座席に呼び出し用のボタンがあった事に安堵して、彼女と自分の注文を終える。

 店員が厨房の方へと戻って行った所で、違和感の正体にようやく気が付くことが出来た。

『急にごめんなさい。出来ればゆっくり話したかったの。

 学食だと、もっと迷惑をかけてしまうから』

「耳が……ってわけじゃないですよね。声が出せないんですか?」

 携帯の画面に書かれた言葉で推測してみたら、彼女は頷いてまた何かを書き始める。

 最悪メニューを指させばいいファミレスとは違って、学食はカウンターで注文を“口頭で”伝えなくてはならない。

 だからファミレスに来たと言うのもあるのだろう。

 言葉を打ち終わったのか、彼女が携帯の画面を向けた。

『はじめまして、わたしは音無(おとなし)唄(うたい)。

 君が言っていた通り、病気で声が出せないの。君の名前は?』

「成宮一人です。『ひとり』と書いて『カズト』って読むんですけど、そのせいで極一部の友人に『ボッチ』なんて渾名をつけられましたね」

 勢い余って言わなくても良い事まで言ったような気がするけれど、音無さんが小さくでも笑ってくれたので良かった事にする。

『なりみや君は、成宮君でいいの? あと、敬語はなくていいよ?』

「あってますけど、敬語は……」

『ため口じゃないと、わたし帰るよ?』

 携帯では遅いと判断したのか、メモ帳を取り出した音無さんが走り書きした言葉をこちらに突きつけた。

 勢いに負けた僕は「う、うん。

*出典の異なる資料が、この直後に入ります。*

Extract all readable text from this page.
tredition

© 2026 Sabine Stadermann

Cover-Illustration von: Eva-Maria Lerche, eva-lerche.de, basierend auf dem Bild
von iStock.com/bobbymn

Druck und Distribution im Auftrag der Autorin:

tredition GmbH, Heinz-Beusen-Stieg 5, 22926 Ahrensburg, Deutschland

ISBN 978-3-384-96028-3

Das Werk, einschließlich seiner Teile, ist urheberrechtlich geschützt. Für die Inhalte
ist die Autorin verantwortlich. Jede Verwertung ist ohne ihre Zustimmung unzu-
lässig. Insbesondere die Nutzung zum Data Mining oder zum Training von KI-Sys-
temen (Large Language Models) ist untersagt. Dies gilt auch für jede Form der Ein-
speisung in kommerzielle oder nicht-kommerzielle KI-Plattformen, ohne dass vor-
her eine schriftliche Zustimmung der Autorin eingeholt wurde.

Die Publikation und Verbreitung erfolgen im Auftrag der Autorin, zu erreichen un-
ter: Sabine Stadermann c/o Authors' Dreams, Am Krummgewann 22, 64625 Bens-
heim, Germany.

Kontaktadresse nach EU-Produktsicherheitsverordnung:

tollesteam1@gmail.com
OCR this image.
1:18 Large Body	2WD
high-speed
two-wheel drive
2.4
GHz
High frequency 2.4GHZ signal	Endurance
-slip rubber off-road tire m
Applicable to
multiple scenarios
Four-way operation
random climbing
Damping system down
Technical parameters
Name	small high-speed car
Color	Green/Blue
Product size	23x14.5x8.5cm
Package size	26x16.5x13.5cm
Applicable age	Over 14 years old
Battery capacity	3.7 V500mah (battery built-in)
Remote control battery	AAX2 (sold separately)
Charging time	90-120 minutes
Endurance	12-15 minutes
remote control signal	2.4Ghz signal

わかりま……分かったよ」と話し難さを我慢する。

 満足したらしい音無さんが、ペンを携帯に持ち替えた。

『ボッチって事は、本当に一人だったりするの?』

「そうで……そうだね。このボッチって渾名を考えた奴以外とは関わりないし、唯一呼ぶ奴も今では学食でたまに会うくらいの間柄だから。

 本当に名前通りだから、笑えるよね」

『わたしも今は一人でいる事が殆どだから、今からは二人“ぼっち”だね』

 屈託のない音無さんの表情に、図らずも目を逸らしてしまう。

 なんて真っ直ぐな人なのだろうか。皮肉屋の節がある僕には、ある意味苦手な人かもしれない。

「二人ぼっちって事は、これからも相手してくれるって事?」

『何かの縁だと思うし、成宮君さえよかったら、何だけどね』

「悪くはないんだけど、僕は音無さんの事、伊達メガネだって事くらいしか知らないんだよね」

 音無さんが不審そうな、疑いの目を向けるのをみて、自分の失言に気が付いた。

 何か言い訳をしなければと思うのだけれど、頭が真っ白になり、より変な事を口走りそうで何も言葉に出来ない。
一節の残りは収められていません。